Every year it gets harder and harder to eat drink and be merry without scale-bothering side effects, and every year it gets harder and harder to go back to the office and start all over again.
‘How do I look?’ I ask my wife. It’s a question I rarely pose and she asks every time we go to a social event. Turns out her lies are even less convincing than mine. My shirt collar is nipping at my neck and the throat-constricting clasp of a temporarily unaccustomed tie is already making me feel trapped.
‘God,’ I moan in despair as I glance in the mirror and see an older, browner version of me. ‘I’ve got more chins….’
‘Than a Chinese phone book?’ Finishes my wife flatly.
There was a time when she laughed at my jokes, or at least didn’t remind me she’d heard them all before.
‘The first day back is always the worst.’ She tells me at the door as she hands me my slightly battered brief case. She’s offered to buy me one of those trendy, leather, laptop-sized man bags but it only reminds me of my school satchel and I’m still trying to forget that particular trauma. Some of those teachers would be convicted and imprisoned by today’s standards and if I ever visit that maths teacher in a sheltered home I’ll happily knot all his orange emergency pull-cords at a height he can’t grab from the floor. Try working out the algebraic equation to contact a call centre 3,000 miles away as the cord swings back and forth at a pendulum rate of 30 beats to the minute while lying in a pool of your own piss, you old sadist.
‘Chins up.’ Offers my wife, with a chuckle. I smile all the way to the car, until the sciatic pain I’ve hardly felt when relaxed and in swim shorts, spears its way down my leg like the shock from a cattle prod.

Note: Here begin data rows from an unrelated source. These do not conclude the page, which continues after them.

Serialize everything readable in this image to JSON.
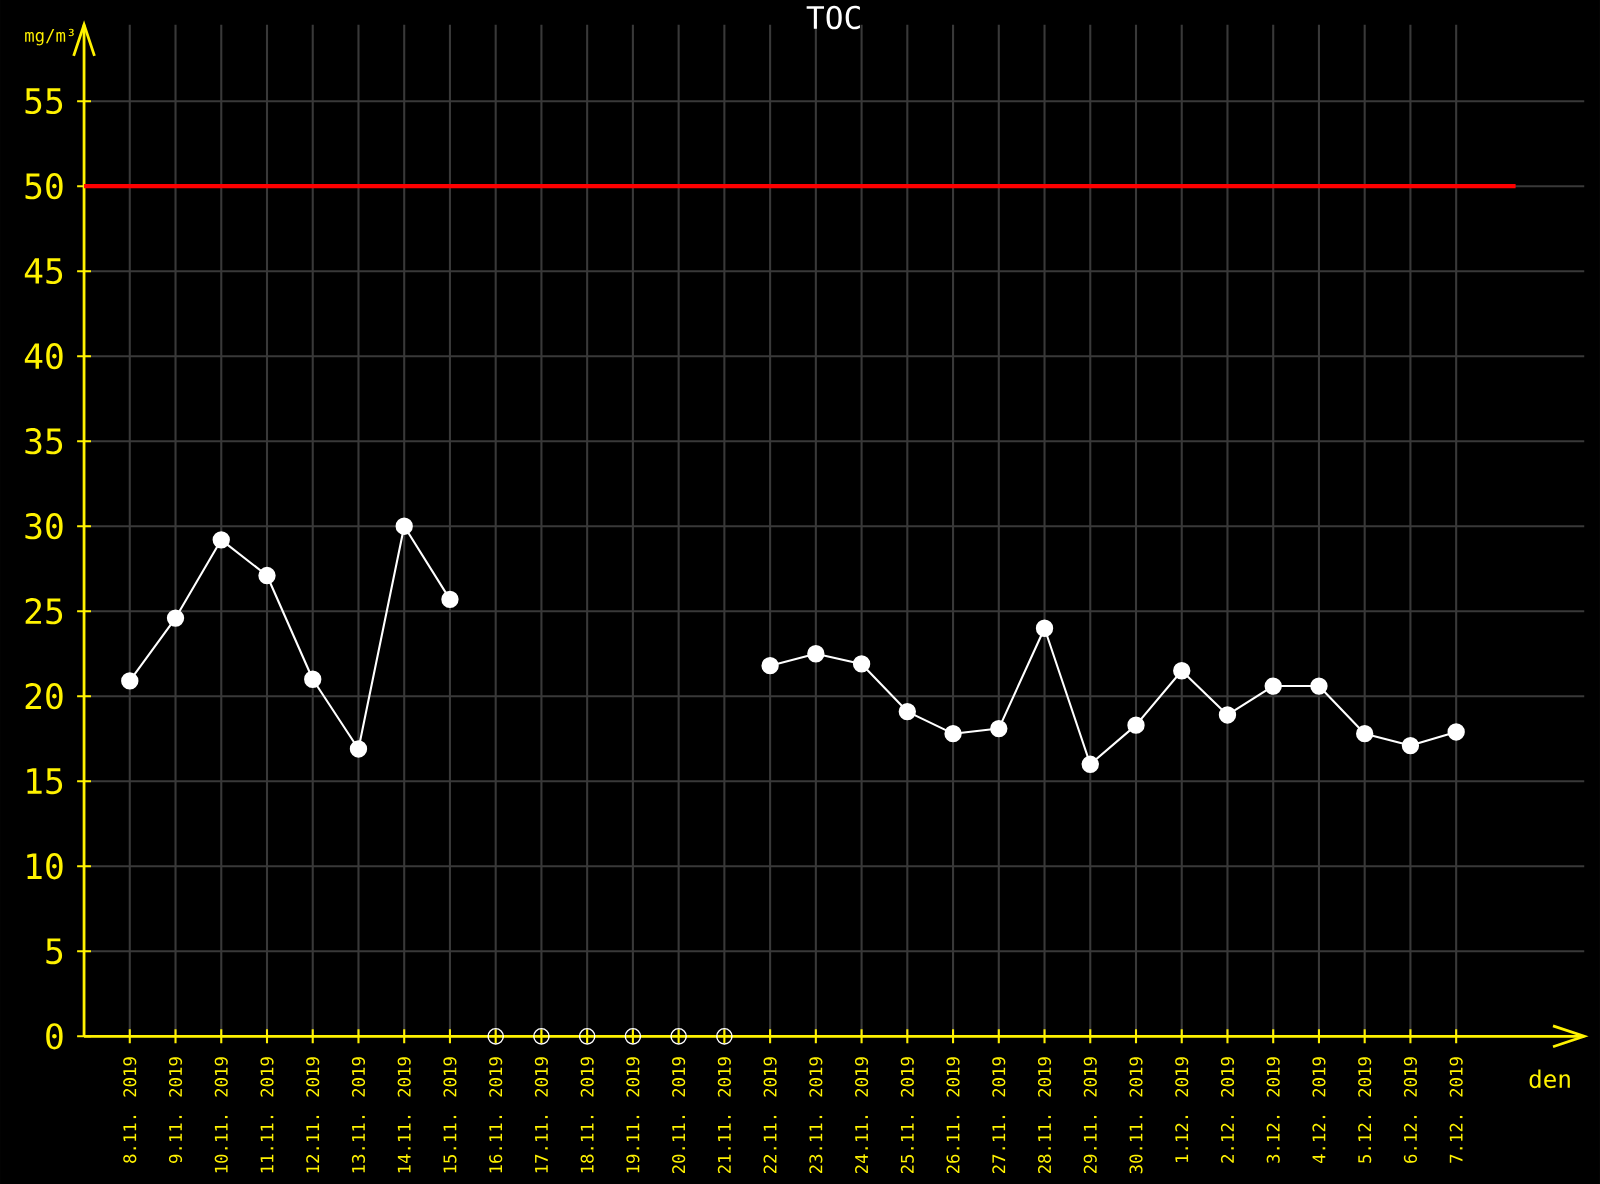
{
  "chart_data": {
    "type": "line",
    "title": "TOC",
    "xlabel": "den",
    "ylabel": "mg/m³",
    "categories": [
      "8.11. 2019",
      "9.11. 2019",
      "10.11. 2019",
      "11.11. 2019",
      "12.11. 2019",
      "13.11. 2019",
      "14.11. 2019",
      "15.11. 2019",
      "16.11. 2019",
      "17.11. 2019",
      "18.11. 2019",
      "19.11. 2019",
      "20.11. 2019",
      "21.11. 2019",
      "22.11. 2019",
      "23.11. 2019",
      "24.11. 2019",
      "25.11. 2019",
      "26.11. 2019",
      "27.11. 2019",
      "28.11. 2019",
      "29.11. 2019",
      "30.11. 2019",
      "1.12. 2019",
      "2.12. 2019",
      "3.12. 2019",
      "4.12. 2019",
      "5.12. 2019",
      "6.12. 2019",
      "7.12. 2019"
    ],
    "series": [
      {
        "color": "#ffffff",
        "marker": "circle",
        "values": [
          20.9,
          24.6,
          29.2,
          27.1,
          21.0,
          16.9,
          30.0,
          25.7,
          null,
          null,
          null,
          null,
          null,
          null,
          21.8,
          22.5,
          21.9,
          19.1,
          17.8,
          18.1,
          24.0,
          16.0,
          18.3,
          21.5,
          18.9,
          20.6,
          20.6,
          17.8,
          17.1,
          17.9
        ]
      },
      {
        "type": "scatter",
        "color": "#ffffff",
        "marker": "circle",
        "values": [
          null,
          null,
          null,
          null,
          null,
          null,
          null,
          null,
          0,
          0,
          0,
          0,
          0,
          0,
          null,
          null,
          null,
          null,
          null,
          null,
          null,
          null,
          null,
          null,
          null,
          null,
          null,
          null,
          null,
          null
        ]
      }
    ],
    "ylim": [
      0,
      59.5
    ],
    "yticks": [
      0,
      5,
      10,
      15,
      20,
      25,
      30,
      35,
      40,
      45,
      50,
      55
    ],
    "grid": true,
    "ref_lines": [
      {
        "axis": "y",
        "value": 50,
        "color": "#ff0000"
      }
    ]
  }
}
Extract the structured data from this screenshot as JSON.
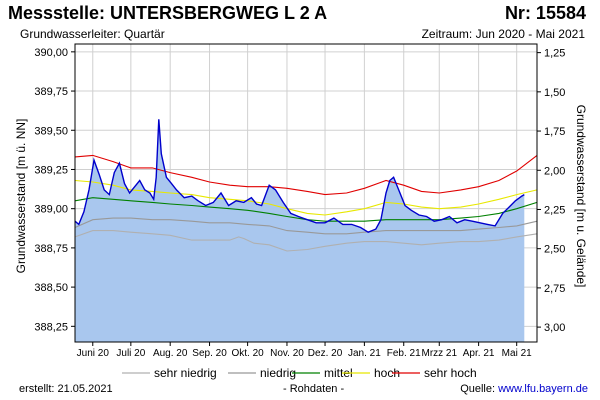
{
  "header": {
    "title": "Messstelle: UNTERSBERGWEG L 2 A",
    "nr": "Nr: 15584",
    "aquifer": "Grundwasserleiter: Quartär",
    "period": "Zeitraum: Jun 2020 - Mai 2021"
  },
  "footer": {
    "created": "erstellt:  21.05.2021",
    "raw": "- Rohdaten -",
    "source_prefix": "Quelle: ",
    "source_url": "www.lfu.bayern.de"
  },
  "colors": {
    "fill": "#a9c7ee",
    "measured": "#0000cc",
    "sehr_niedrig": "#b0b0b0",
    "niedrig": "#999999",
    "mittel": "#008000",
    "hoch": "#e8e800",
    "sehr_hoch": "#e00000",
    "grid": "#d0d0d0"
  },
  "chart_data": {
    "type": "area",
    "ylabel": "Grundwasserstand [m ü. NN]",
    "ylabel_right": "Grundwasserstand [m u. Gelände]",
    "ylim": [
      388.15,
      390.05
    ],
    "ylim_right": [
      3.095,
      1.195
    ],
    "yticks": [
      390.0,
      389.75,
      389.5,
      389.25,
      389.0,
      388.75,
      388.5,
      388.25
    ],
    "yticks_right": [
      1.25,
      1.5,
      1.75,
      2.0,
      2.25,
      2.5,
      2.75,
      3.0
    ],
    "ytick_labels": [
      "390,00",
      "389,75",
      "389,50",
      "389,25",
      "389,00",
      "388,75",
      "388,50",
      "388,25"
    ],
    "ytick_labels_right": [
      "1,25",
      "1,50",
      "1,75",
      "2,00",
      "2,25",
      "2,50",
      "2,75",
      "3,00"
    ],
    "x_domain": [
      "2020-06-01",
      "2021-05-31"
    ],
    "xtick_labels": [
      "Juni 20",
      "Juli 20",
      "Aug. 20",
      "Sep. 20",
      "Okt. 20",
      "Nov. 20",
      "Dez. 20",
      "Jan. 21",
      "Feb. 21",
      "Mrzz 21",
      "Apr. 21",
      "Mai 21"
    ],
    "xtick_dates": [
      "2020-06-15",
      "2020-07-15",
      "2020-08-15",
      "2020-09-15",
      "2020-10-15",
      "2020-11-15",
      "2020-12-15",
      "2021-01-15",
      "2021-02-15",
      "2021-03-15",
      "2021-04-15",
      "2021-05-15"
    ],
    "grid": true,
    "legend_position": "bottom",
    "legend": [
      {
        "key": "sehr_niedrig",
        "label": "sehr niedrig"
      },
      {
        "key": "niedrig",
        "label": "niedrig"
      },
      {
        "key": "mittel",
        "label": "mittel"
      },
      {
        "key": "hoch",
        "label": "hoch"
      },
      {
        "key": "sehr_hoch",
        "label": "sehr hoch"
      }
    ],
    "series": [
      {
        "key": "measured",
        "x": [
          "2020-06-01",
          "2020-06-04",
          "2020-06-08",
          "2020-06-12",
          "2020-06-16",
          "2020-06-20",
          "2020-06-24",
          "2020-06-28",
          "2020-07-02",
          "2020-07-06",
          "2020-07-10",
          "2020-07-14",
          "2020-07-18",
          "2020-07-22",
          "2020-07-26",
          "2020-07-30",
          "2020-08-02",
          "2020-08-04",
          "2020-08-06",
          "2020-08-08",
          "2020-08-12",
          "2020-08-16",
          "2020-08-20",
          "2020-08-26",
          "2020-09-01",
          "2020-09-06",
          "2020-09-12",
          "2020-09-18",
          "2020-09-24",
          "2020-09-30",
          "2020-10-06",
          "2020-10-12",
          "2020-10-18",
          "2020-10-22",
          "2020-10-26",
          "2020-11-01",
          "2020-11-06",
          "2020-11-12",
          "2020-11-18",
          "2020-11-24",
          "2020-12-01",
          "2020-12-08",
          "2020-12-15",
          "2020-12-22",
          "2020-12-29",
          "2021-01-05",
          "2021-01-12",
          "2021-01-18",
          "2021-01-24",
          "2021-01-28",
          "2021-02-01",
          "2021-02-04",
          "2021-02-07",
          "2021-02-11",
          "2021-02-16",
          "2021-02-21",
          "2021-02-27",
          "2021-03-05",
          "2021-03-11",
          "2021-03-17",
          "2021-03-23",
          "2021-03-29",
          "2021-04-04",
          "2021-04-10",
          "2021-04-16",
          "2021-04-22",
          "2021-04-28",
          "2021-05-04",
          "2021-05-09",
          "2021-05-14",
          "2021-05-19",
          "2021-05-21"
        ],
        "y": [
          388.92,
          388.9,
          388.98,
          389.12,
          389.31,
          389.22,
          389.12,
          389.09,
          389.23,
          389.29,
          389.16,
          389.1,
          389.14,
          389.18,
          389.12,
          389.1,
          389.06,
          389.2,
          389.57,
          389.35,
          389.2,
          389.16,
          389.12,
          389.07,
          389.08,
          389.05,
          389.02,
          389.04,
          389.1,
          389.02,
          389.05,
          389.04,
          389.07,
          389.03,
          389.02,
          389.15,
          389.12,
          389.04,
          388.97,
          388.95,
          388.93,
          388.91,
          388.91,
          388.94,
          388.9,
          388.9,
          388.88,
          388.85,
          388.87,
          388.93,
          389.1,
          389.18,
          389.2,
          389.12,
          389.02,
          388.99,
          388.96,
          388.95,
          388.92,
          388.93,
          388.95,
          388.91,
          388.93,
          388.92,
          388.91,
          388.9,
          388.89,
          388.97,
          389.01,
          389.05,
          389.08,
          389.09
        ]
      },
      {
        "key": "sehr_hoch",
        "x": [
          "2020-06-01",
          "2020-06-15",
          "2020-07-01",
          "2020-07-15",
          "2020-08-01",
          "2020-08-15",
          "2020-09-01",
          "2020-09-15",
          "2020-10-01",
          "2020-10-15",
          "2020-11-01",
          "2020-11-15",
          "2020-12-01",
          "2020-12-15",
          "2021-01-01",
          "2021-01-15",
          "2021-02-01",
          "2021-02-15",
          "2021-03-01",
          "2021-03-15",
          "2021-04-01",
          "2021-04-15",
          "2021-05-01",
          "2021-05-15",
          "2021-05-31"
        ],
        "y": [
          389.33,
          389.34,
          389.3,
          389.26,
          389.26,
          389.23,
          389.2,
          389.17,
          389.15,
          389.14,
          389.14,
          389.13,
          389.11,
          389.09,
          389.1,
          389.13,
          389.18,
          389.15,
          389.11,
          389.1,
          389.12,
          389.14,
          389.18,
          389.24,
          389.34
        ]
      },
      {
        "key": "hoch",
        "x": [
          "2020-06-01",
          "2020-06-15",
          "2020-07-01",
          "2020-07-15",
          "2020-08-01",
          "2020-08-15",
          "2020-09-01",
          "2020-09-15",
          "2020-10-01",
          "2020-10-15",
          "2020-11-01",
          "2020-11-15",
          "2020-12-01",
          "2020-12-15",
          "2021-01-01",
          "2021-01-15",
          "2021-02-01",
          "2021-02-15",
          "2021-03-01",
          "2021-03-15",
          "2021-04-01",
          "2021-04-15",
          "2021-05-01",
          "2021-05-15",
          "2021-05-31"
        ],
        "y": [
          389.18,
          389.17,
          389.15,
          389.12,
          389.11,
          389.1,
          389.09,
          389.07,
          389.06,
          389.05,
          389.03,
          389.0,
          388.97,
          388.96,
          388.98,
          389.0,
          389.04,
          389.03,
          389.01,
          389.0,
          389.01,
          389.03,
          389.06,
          389.09,
          389.12
        ]
      },
      {
        "key": "mittel",
        "x": [
          "2020-06-01",
          "2020-06-15",
          "2020-07-01",
          "2020-07-15",
          "2020-08-01",
          "2020-08-15",
          "2020-09-01",
          "2020-09-15",
          "2020-10-01",
          "2020-10-15",
          "2020-11-01",
          "2020-11-15",
          "2020-12-01",
          "2020-12-15",
          "2021-01-01",
          "2021-01-15",
          "2021-02-01",
          "2021-02-15",
          "2021-03-01",
          "2021-03-15",
          "2021-04-01",
          "2021-04-15",
          "2021-05-01",
          "2021-05-15",
          "2021-05-31"
        ],
        "y": [
          389.05,
          389.07,
          389.06,
          389.05,
          389.04,
          389.03,
          389.02,
          389.01,
          389.0,
          388.99,
          388.97,
          388.95,
          388.93,
          388.92,
          388.92,
          388.92,
          388.93,
          388.93,
          388.93,
          388.93,
          388.94,
          388.95,
          388.97,
          389.0,
          389.04
        ]
      },
      {
        "key": "niedrig",
        "x": [
          "2020-06-01",
          "2020-06-15",
          "2020-07-01",
          "2020-07-15",
          "2020-08-01",
          "2020-08-15",
          "2020-09-01",
          "2020-09-15",
          "2020-10-01",
          "2020-10-15",
          "2020-11-01",
          "2020-11-15",
          "2020-12-01",
          "2020-12-15",
          "2021-01-01",
          "2021-01-15",
          "2021-02-01",
          "2021-02-15",
          "2021-03-01",
          "2021-03-15",
          "2021-04-01",
          "2021-04-15",
          "2021-05-01",
          "2021-05-15",
          "2021-05-31"
        ],
        "y": [
          388.88,
          388.93,
          388.94,
          388.94,
          388.93,
          388.93,
          388.92,
          388.91,
          388.91,
          388.9,
          388.89,
          388.86,
          388.85,
          388.84,
          388.84,
          388.85,
          388.86,
          388.86,
          388.86,
          388.86,
          388.86,
          388.87,
          388.88,
          388.89,
          388.92
        ]
      },
      {
        "key": "sehr_niedrig",
        "x": [
          "2020-06-01",
          "2020-06-15",
          "2020-07-01",
          "2020-07-15",
          "2020-08-01",
          "2020-08-15",
          "2020-09-01",
          "2020-09-15",
          "2020-10-01",
          "2020-10-08",
          "2020-10-12",
          "2020-10-20",
          "2020-11-01",
          "2020-11-15",
          "2020-12-01",
          "2020-12-15",
          "2021-01-01",
          "2021-01-15",
          "2021-02-01",
          "2021-02-15",
          "2021-03-01",
          "2021-03-15",
          "2021-04-01",
          "2021-04-15",
          "2021-05-01",
          "2021-05-15",
          "2021-05-31"
        ],
        "y": [
          388.82,
          388.86,
          388.86,
          388.85,
          388.84,
          388.83,
          388.8,
          388.8,
          388.8,
          388.82,
          388.81,
          388.78,
          388.77,
          388.73,
          388.74,
          388.76,
          388.78,
          388.79,
          388.79,
          388.78,
          388.77,
          388.78,
          388.79,
          388.79,
          388.8,
          388.82,
          388.84
        ]
      }
    ]
  }
}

Even as I fire up the engine and the battery labours after fourteen days of inactivity, my stomach is gurgling like a washing machine on its first fill-up cycle. They now know labouring in dusty coalmines was ruinous to your health, and asbestos fitters – or at least their beneficiaries – have a path to financial recompense. It’s my bet that in years to come someone will realise continually escalating sales targets and rising opening hours will be an actionable offence. It’ll be a PPI mis-selling and compensation lawyers’ bonanza all over again. You heard it here first.
At the office not much has changed – including the stock, window display and sales pipeline.
I take an indigestion tablet and lift the phone.